By Vamien McKalin | Apr 18, 2013 09:34 AM EDT
So much is being said about Microsoft making "always online" a necessity for the Xbox 720. While I don't believe the company would go that route right now, if it did, it wouldn't be a problem; well, not to me.
Here's the thing: most gamers have their consoles online on a regular basis. Whenever I turn on my Xbox 360, the first thing it does is hook up with my Wi-Fi and it never goes offline unless it is turned off. It is quite possible many gamers do the same thing with their own consoles. Children nowadays, who are the next generations of gamers, are always online, and they will matter more in the long run compared to the guys who are making a big deal out of something so small.
You might say that if Microsoft makes "always online" mandatory, the company would fail in its plans to make the Xbox 720 the centerpiece of the living room. Well, not quite. As long as the Xbox 720 has great content, people will buy it, it's that simple. Gamers like to say they don't care, that they will never do this and that, but as great content comes around, they change their tune.
For example, have a look at the Xbox 360: this device was a nightmare in the early stages with all the Red Ring of Death problems; however, the console still turned out to be a success. Gamers bought into the Xbox 360 despite knowing of its shortcomings because it had great content. Gamers will do the same again if Microsoft does the unthinkable.
Furthermore, having an "always online" connection could mean good things for Microsoft. You see, it's the best way to fight piracy, take Diablo 3 for example, that's a triple A game that went on to sell over 12 million copies on PC because not a single person managed to rip it apart. Be certain in the belief that all developers want their games to do well, and the best way to ensure success apart from great content, is blocking piracy.
Because of how sensitive the situation is, only a few developers would be brave enough to make their games require an Internet connection.

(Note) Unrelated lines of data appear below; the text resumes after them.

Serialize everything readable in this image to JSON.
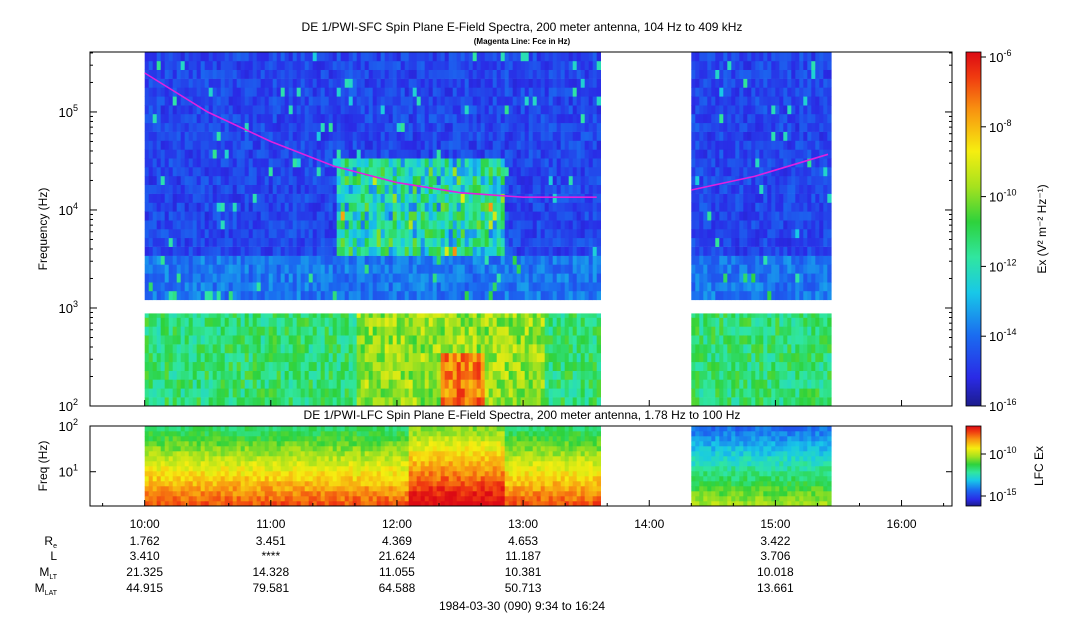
{
  "chart_data": [
    {
      "type": "heatmap",
      "title": "DE 1/PWI-SFC  Spin Plane E-Field Spectra, 200 meter antenna, 104 Hz to 409 kHz",
      "subtitle": "(Magenta Line: Fce in Hz)",
      "ylabel": "Frequency (Hz)",
      "y_scale": "log",
      "ylim": [
        100,
        409000
      ],
      "y_ticks": [
        {
          "value": 100,
          "base": "10",
          "exp": "2"
        },
        {
          "value": 1000,
          "base": "10",
          "exp": "3"
        },
        {
          "value": 10000,
          "base": "10",
          "exp": "4"
        },
        {
          "value": 100000,
          "base": "10",
          "exp": "5"
        }
      ],
      "data_coverage": [
        {
          "start": "10:00",
          "end": "13:35"
        },
        {
          "start": "14:20",
          "end": "15:25"
        }
      ],
      "colorbar": {
        "label": "Ex (V² m⁻² Hz⁻¹)",
        "scale": "log",
        "range": [
          1e-16,
          1e-06
        ],
        "ticks": [
          {
            "base": "10",
            "exp": "-6"
          },
          {
            "base": "10",
            "exp": "-8"
          },
          {
            "base": "10",
            "exp": "-10"
          },
          {
            "base": "10",
            "exp": "-12"
          },
          {
            "base": "10",
            "exp": "-14"
          },
          {
            "base": "10",
            "exp": "-16"
          }
        ]
      },
      "series": [
        {
          "name": "Fce",
          "color": "#e020e0",
          "x": [
            "10:00",
            "10:30",
            "11:00",
            "11:30",
            "12:00",
            "12:30",
            "13:00",
            "13:35",
            "14:20",
            "14:50",
            "15:25"
          ],
          "y": [
            250000,
            100000,
            50000,
            28000,
            19000,
            15000,
            13500,
            13500,
            16000,
            22000,
            37000
          ]
        }
      ]
    },
    {
      "type": "heatmap",
      "title": "DE 1/PWI-LFC  Spin Plane E-Field Spectra, 200 meter antenna, 1.78 Hz to 100 Hz",
      "ylabel": "Freq (Hz)",
      "y_scale": "log",
      "ylim": [
        1.78,
        100
      ],
      "y_ticks": [
        {
          "value": 10,
          "base": "10",
          "exp": "1"
        },
        {
          "value": 100,
          "base": "10",
          "exp": "2"
        }
      ],
      "data_coverage": [
        {
          "start": "10:00",
          "end": "13:35"
        },
        {
          "start": "14:20",
          "end": "15:25"
        }
      ],
      "colorbar": {
        "label": "LFC Ex",
        "scale": "log",
        "ticks": [
          {
            "base": "10",
            "exp": "-10"
          },
          {
            "base": "10",
            "exp": "-15"
          }
        ]
      },
      "x_ticks": [
        "10:00",
        "11:00",
        "12:00",
        "13:00",
        "14:00",
        "15:00",
        "16:00"
      ],
      "xlabel": "1984-03-30 (090) 9:34 to 16:24"
    }
  ],
  "ephemeris": {
    "labels": [
      {
        "base": "R",
        "sub": "e"
      },
      {
        "base": "L",
        "sub": ""
      },
      {
        "base": "M",
        "sub": "LT"
      },
      {
        "base": "M",
        "sub": "LAT"
      }
    ],
    "columns": [
      {
        "time": "10:00",
        "values": [
          "1.762",
          "3.410",
          "21.325",
          "44.915"
        ]
      },
      {
        "time": "11:00",
        "values": [
          "3.451",
          "****",
          "14.328",
          "79.581"
        ]
      },
      {
        "time": "12:00",
        "values": [
          "4.369",
          "21.624",
          "11.055",
          "64.588"
        ]
      },
      {
        "time": "13:00",
        "values": [
          "4.653",
          "11.187",
          "10.381",
          "50.713"
        ]
      },
      {
        "time": "15:00",
        "values": [
          "3.422",
          "3.706",
          "10.018",
          "13.661"
        ]
      }
    ]
  }
}
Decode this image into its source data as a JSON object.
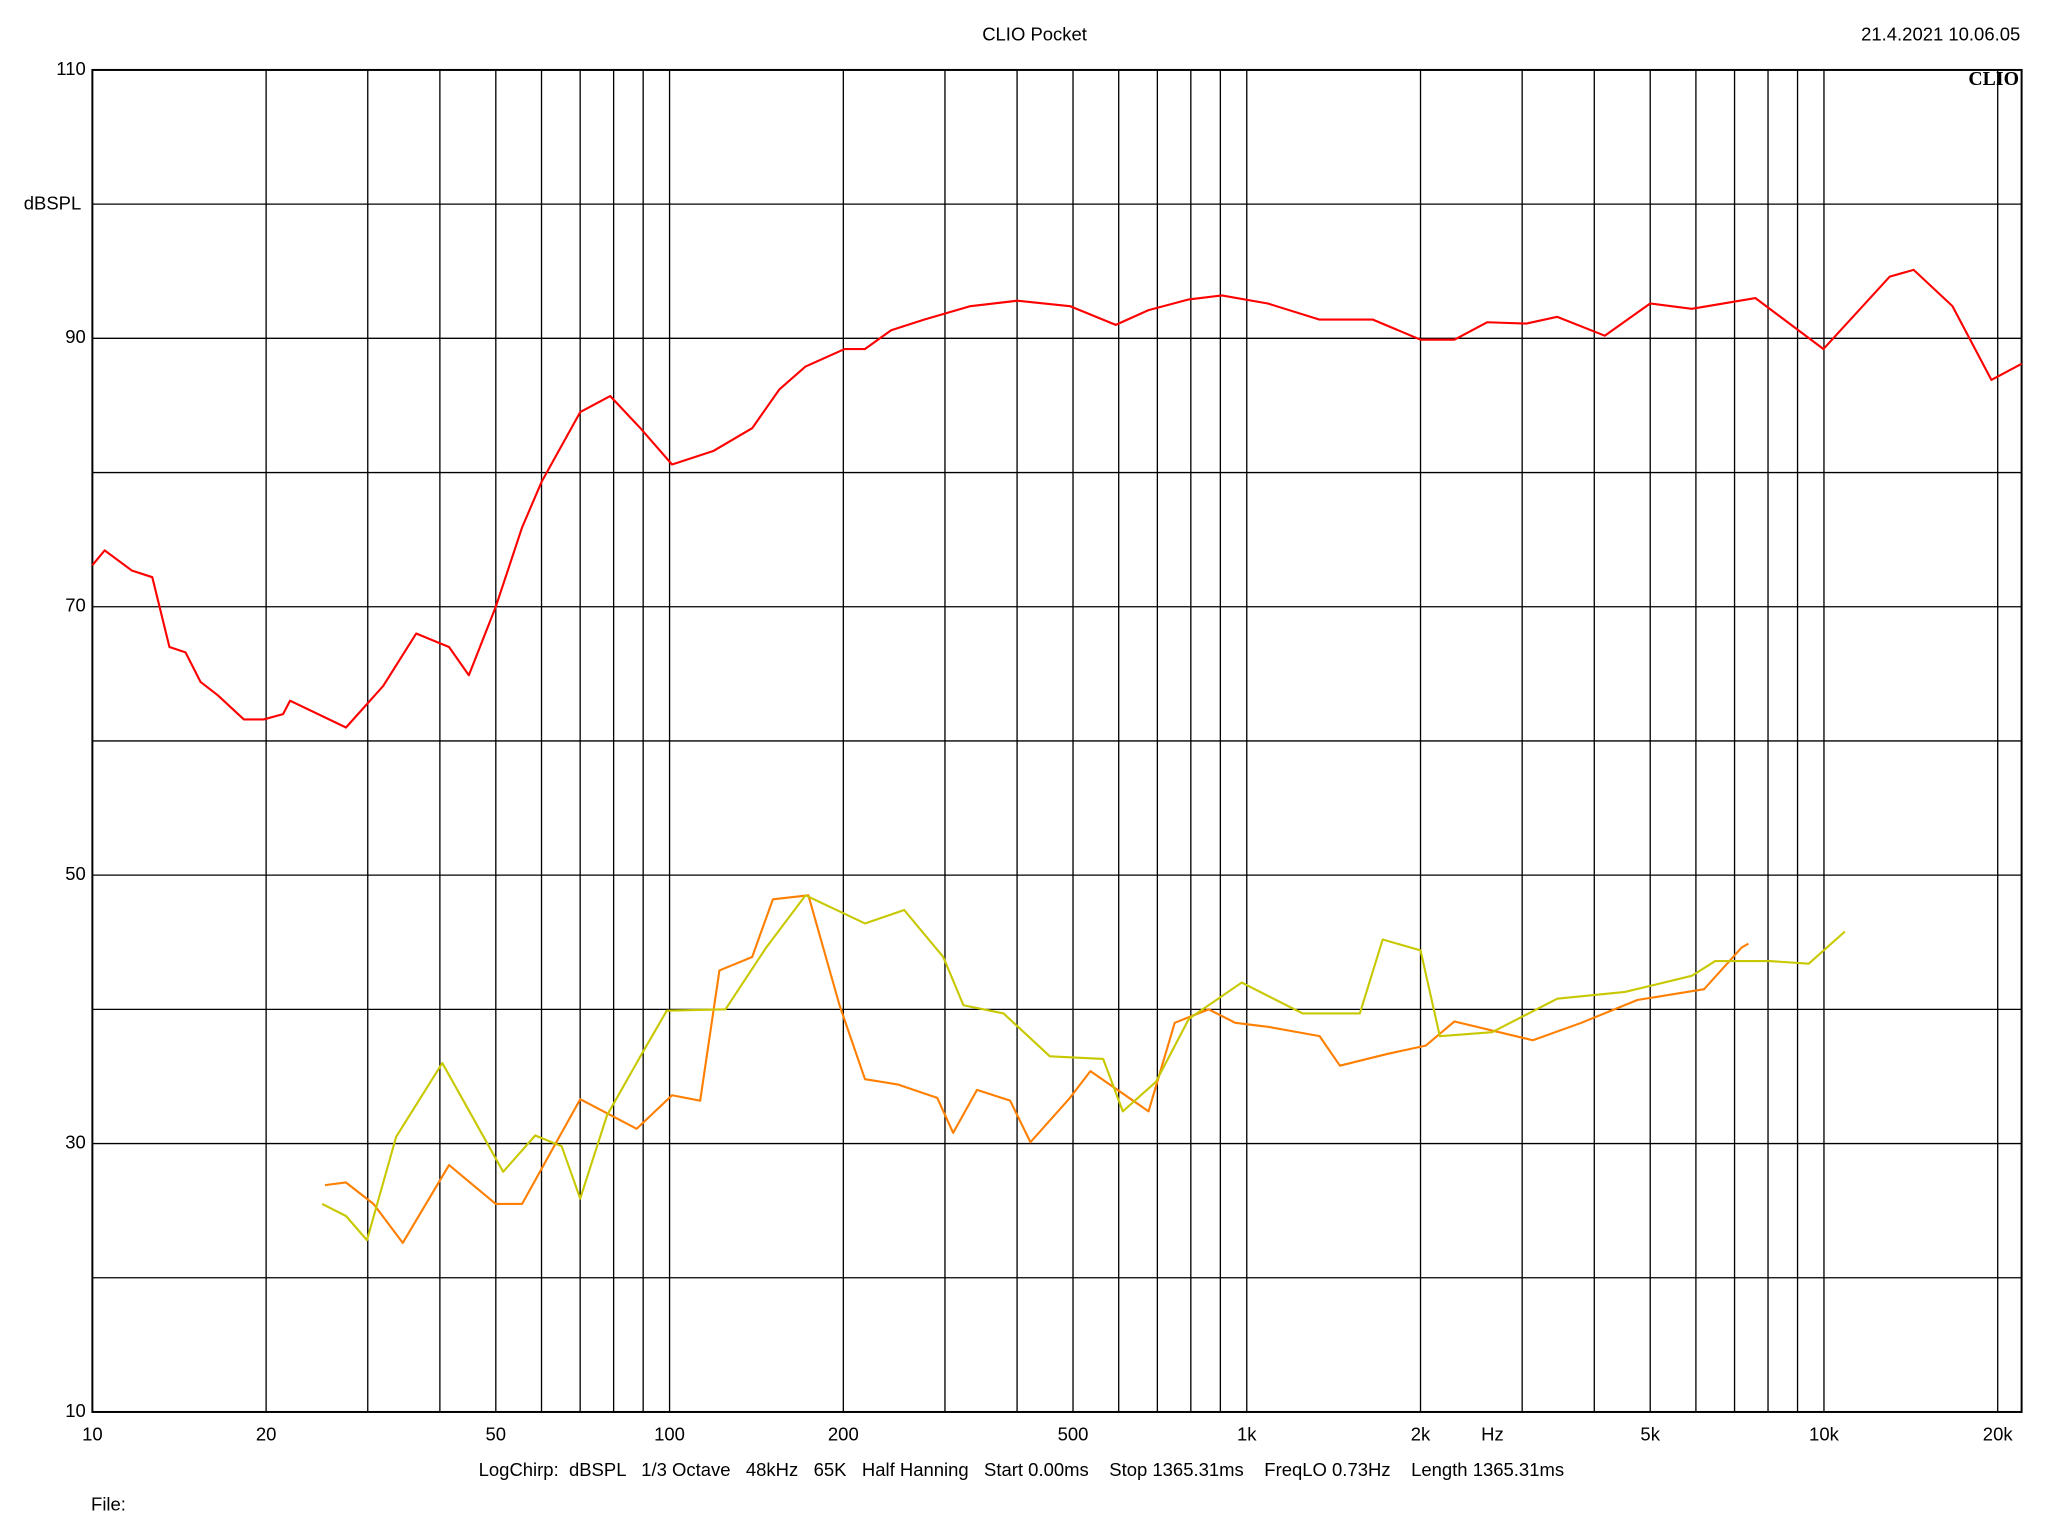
{
  "chart_data": {
    "type": "line",
    "title": "CLIO Pocket",
    "timestamp": "21.4.2021 10.06.05",
    "logo": "CLIO",
    "y_label": "dBSPL",
    "x_label": "Hz",
    "footer": "LogChirp:  dBSPL   1/3 Octave   48kHz   65K   Half Hanning   Start 0.00ms    Stop 1365.31ms    FreqLO 0.73Hz    Length 1365.31ms",
    "file_label": "File:",
    "x_log": true,
    "grid": true,
    "xlim": [
      10,
      22000
    ],
    "ylim": [
      10,
      110
    ],
    "xticks": [
      10,
      20,
      50,
      100,
      200,
      500,
      {
        "value": 1000,
        "label": "1k"
      },
      {
        "value": 2000,
        "label": "2k"
      },
      {
        "value": 5000,
        "label": "5k"
      },
      {
        "value": 10000,
        "label": "10k"
      },
      {
        "value": 20000,
        "label": "20k"
      }
    ],
    "xminor": [
      30,
      40,
      60,
      70,
      80,
      90,
      300,
      400,
      600,
      700,
      800,
      900,
      3000,
      4000,
      6000,
      7000,
      8000,
      9000
    ],
    "yticks": [
      10,
      30,
      50,
      70,
      90,
      110
    ],
    "yminor": [
      20,
      40,
      60,
      80,
      100
    ],
    "series": [
      {
        "color": "#ff0000",
        "x": [
          10,
          10.5,
          11.7,
          12.7,
          13.6,
          14.5,
          15.4,
          16.5,
          18.3,
          19.8,
          21.4,
          22,
          27.5,
          31.9,
          36.4,
          41.5,
          44.9,
          50,
          55.5,
          60,
          70,
          78.9,
          89,
          101,
          119,
          139,
          155,
          172,
          201,
          218,
          242,
          276,
          332,
          400,
          494,
          593,
          676,
          794,
          905,
          1088,
          1337,
          1654,
          2000,
          2290,
          2610,
          3050,
          3450,
          4170,
          5000,
          5900,
          7610,
          9980,
          13000,
          14300,
          16700,
          19500,
          22000
        ],
        "values": [
          73.1,
          74.2,
          72.7,
          72.2,
          67.0,
          66.6,
          64.4,
          63.4,
          61.6,
          61.6,
          62.0,
          63.0,
          61.0,
          64.1,
          68.0,
          67.0,
          64.9,
          70.0,
          75.9,
          79.3,
          84.5,
          85.7,
          83.3,
          80.6,
          81.6,
          83.3,
          86.2,
          87.9,
          89.2,
          89.2,
          90.6,
          91.4,
          92.4,
          92.8,
          92.4,
          91.0,
          92.1,
          92.9,
          93.2,
          92.6,
          91.4,
          91.4,
          89.9,
          89.9,
          91.2,
          91.1,
          91.6,
          90.2,
          92.6,
          92.2,
          93.0,
          89.2,
          94.6,
          95.1,
          92.4,
          86.9,
          88.1
        ]
      },
      {
        "color": "#ff7f00",
        "x": [
          25.3,
          27.5,
          30.7,
          34.5,
          41.5,
          50,
          55.5,
          70,
          87.7,
          101,
          113,
          122,
          139,
          151,
          174,
          197,
          218,
          249,
          291,
          310,
          341,
          389,
          422,
          494,
          536,
          676,
          750,
          859,
          955,
          1088,
          1337,
          1450,
          1759,
          2042,
          2290,
          3130,
          3800,
          4750,
          6200,
          7200,
          7400
        ],
        "values": [
          26.9,
          27.1,
          25.5,
          22.6,
          28.4,
          25.5,
          25.5,
          33.3,
          31.1,
          33.6,
          33.2,
          42.9,
          43.9,
          48.2,
          48.5,
          40.3,
          34.8,
          34.4,
          33.4,
          30.8,
          34.0,
          33.2,
          30.1,
          33.4,
          35.4,
          32.4,
          39.0,
          40.0,
          39.0,
          38.7,
          38.0,
          35.8,
          36.7,
          37.3,
          39.1,
          37.7,
          39.0,
          40.7,
          41.5,
          44.6,
          44.9
        ]
      },
      {
        "color": "#c8c800",
        "x": [
          25,
          27.5,
          29.9,
          33.6,
          40.4,
          51.5,
          58.5,
          65,
          70,
          77.9,
          89,
          98.9,
          125,
          147,
          172,
          218,
          255,
          298,
          323,
          379,
          456,
          564,
          610,
          696,
          794,
          980,
          1250,
          1570,
          1720,
          2000,
          2160,
          2660,
          3450,
          4520,
          5900,
          6480,
          8050,
          9410,
          10870
        ],
        "values": [
          25.5,
          24.6,
          22.8,
          30.5,
          36.0,
          27.9,
          30.6,
          29.8,
          25.9,
          32.1,
          36.5,
          39.9,
          40.0,
          44.6,
          48.5,
          46.4,
          47.4,
          43.9,
          40.3,
          39.7,
          36.5,
          36.3,
          32.4,
          34.6,
          39.3,
          42.0,
          39.7,
          39.7,
          45.2,
          44.4,
          38.0,
          38.3,
          40.8,
          41.3,
          42.5,
          43.6,
          43.6,
          43.4,
          45.8
        ]
      }
    ]
  }
}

Having an "always online" Xbox 720 would make things easier; plus, Microsoft could earn a lot of exclusive content for aiding the well-being of game developers.
Are you seeing it now? Microsoft could very well pull this off, and we all would have no problem dealing with it, as long as great content is always available. Sure, good ol' Microsoft may not pull such a stunt this time around, but whenever it happens, I'll be embracing "always online" with a massive hug ... and so would you.